There was a short silence and then the laughter came again, uproarious this time.

“That is a good one, Darleigh,” he said. “There would be a massacre here in one second flat. Right. Shall we get to it, Fisk? Spread out the lamps. It is dark down here.”

“It is about to get darker,” Vincent told him. “I apparently did not explain myself clearly. It is you and I who are to spar, Maycock. Clearly a fight between us would be ludicrous under normal conditions. You can see. I cannot. The light cannot be turned on in my eyes for the next little while, unfortunately, but it
can
be turned off in yours. And so we will be evenly matched and it will be a fair fight. I say
fight
rather than mere sparring bout for a reason. When you tell a grieving, vulnerable fifteen-year-old that she is ugly, Maycock, and when you force her to see for herself in a full-length mirror, you do more than hurt her. You destroy her. When you do it to the girl who has since become my wife, then you make an enemy of me and are deserving of punishment at my hands.”

“Oh, I say.” Maycock laughed again. “That was years ago, old chap, and it was nothing more than the truth. Would you have had me
lie
to her? Would you have had me tell her—Oh, I say!”
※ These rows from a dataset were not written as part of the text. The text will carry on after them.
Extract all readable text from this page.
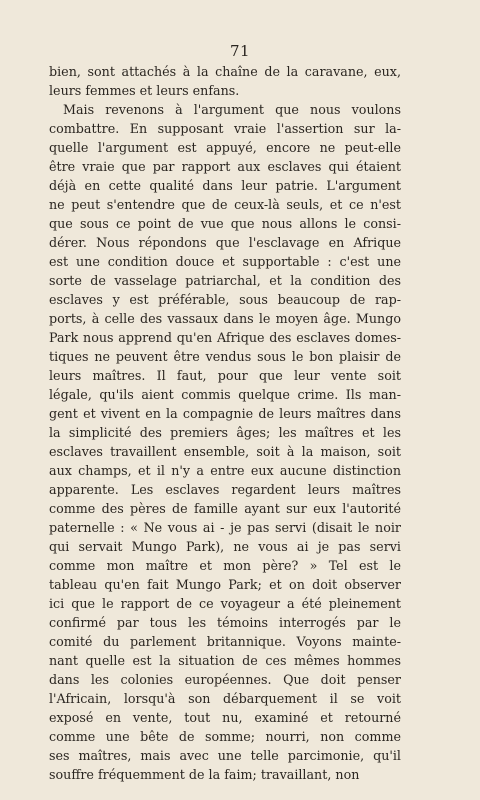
71
bien, sont attachés à la chaîne de la caravane, eux,
leurs femmes et leurs enfans.
Mais revenons à l'argument que nous voulons
combattre. En supposant vraie l'assertion sur la-
quelle l'argument est appuyé, encore ne peut-elle
être vraie que par rapport aux esclaves qui étaient
déjà en cette qualité dans leur patrie. L'argument
ne peut s'entendre que de ceux-là seuls, et ce n'est
que sous ce point de vue que nous allons le consi-
dérer. Nous répondons que l'esclavage en Afrique
est une condition douce et supportable : c'est une
sorte de vasselage patriarchal, et la condition des
esclaves y est préférable, sous beaucoup de rap-
ports, à celle des vassaux dans le moyen âge. Mungo
Park nous apprend qu'en Afrique des esclaves domes-
tiques ne peuvent être vendus sous le bon plaisir de
leurs maîtres. Il faut, pour que leur vente soit
légale, qu'ils aient commis quelque crime. Ils man-
gent et vivent en la compagnie de leurs maîtres dans
la simplicité des premiers âges; les maîtres et les
esclaves travaillent ensemble, soit à la maison, soit
aux champs, et il n'y a entre eux aucune distinction
apparente. Les esclaves regardent leurs maîtres
comme des pères de famille ayant sur eux l'autorité
paternelle : « Ne vous ai - je pas servi (disait le noir
qui servait Mungo Park), ne vous ai je pas servi
comme mon maître et mon père? » Tel est le
tableau qu'en fait Mungo Park; et on doit observer
ici que le rapport de ce voyageur a été pleinement
confirmé par tous les témoins interrogés par le
comité du parlement britannique. Voyons mainte-
nant quelle est la situation de ces mêmes hommes
dans les colonies européennes. Que doit penser
l'Africain, lorsqu'à son débarquement il se voit
exposé en vente, tout nu, examiné et retourné
comme une bête de somme; nourri, non comme
ses maîtres, mais avec une telle parcimonie, qu'il
souffre fréquemment de la faim; travaillant, non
“The lamps are out, sir,” Martin reported. “Three paces forward, slightly right.”

“It is as black as sin down here,” Maycock said, his voice outraged. “Light them again this instant, man.”

“I would advise you to defend yourself,” Vincent said, having moved forward three paces slightly to his right—the only outside help he would get. He used both fists and short jabs to locate his man, and then hooked a right to his chin.

“Oh, I say! This is not sporting.”

“Are your hands tied?” Vincent asked. “Are your legs chained? Are your ears stopped?”

He jabbed at the naked chest before him, hooked with a left, cut upward with a right.

To his credit, Maycock recovered himself and raised his fists to protect himself. He danced about on his feet—and he danced away out of range. Vincent’s free punches were at an end.

But of course, it was not really a fair fight. Vincent was experienced in the dark. He was experienced at using his ears and at using that sixth sense that told him when someone or something was close. Mostly it was sound—the slap of bare feet on the floor, breathing that became more labored. And, as often as not, a voice that protested or taunted, especially when Maycock landed a punch, which he did more than once, though nothing to really hurt. Nothing on the face. Vincent talked too. It was only fair.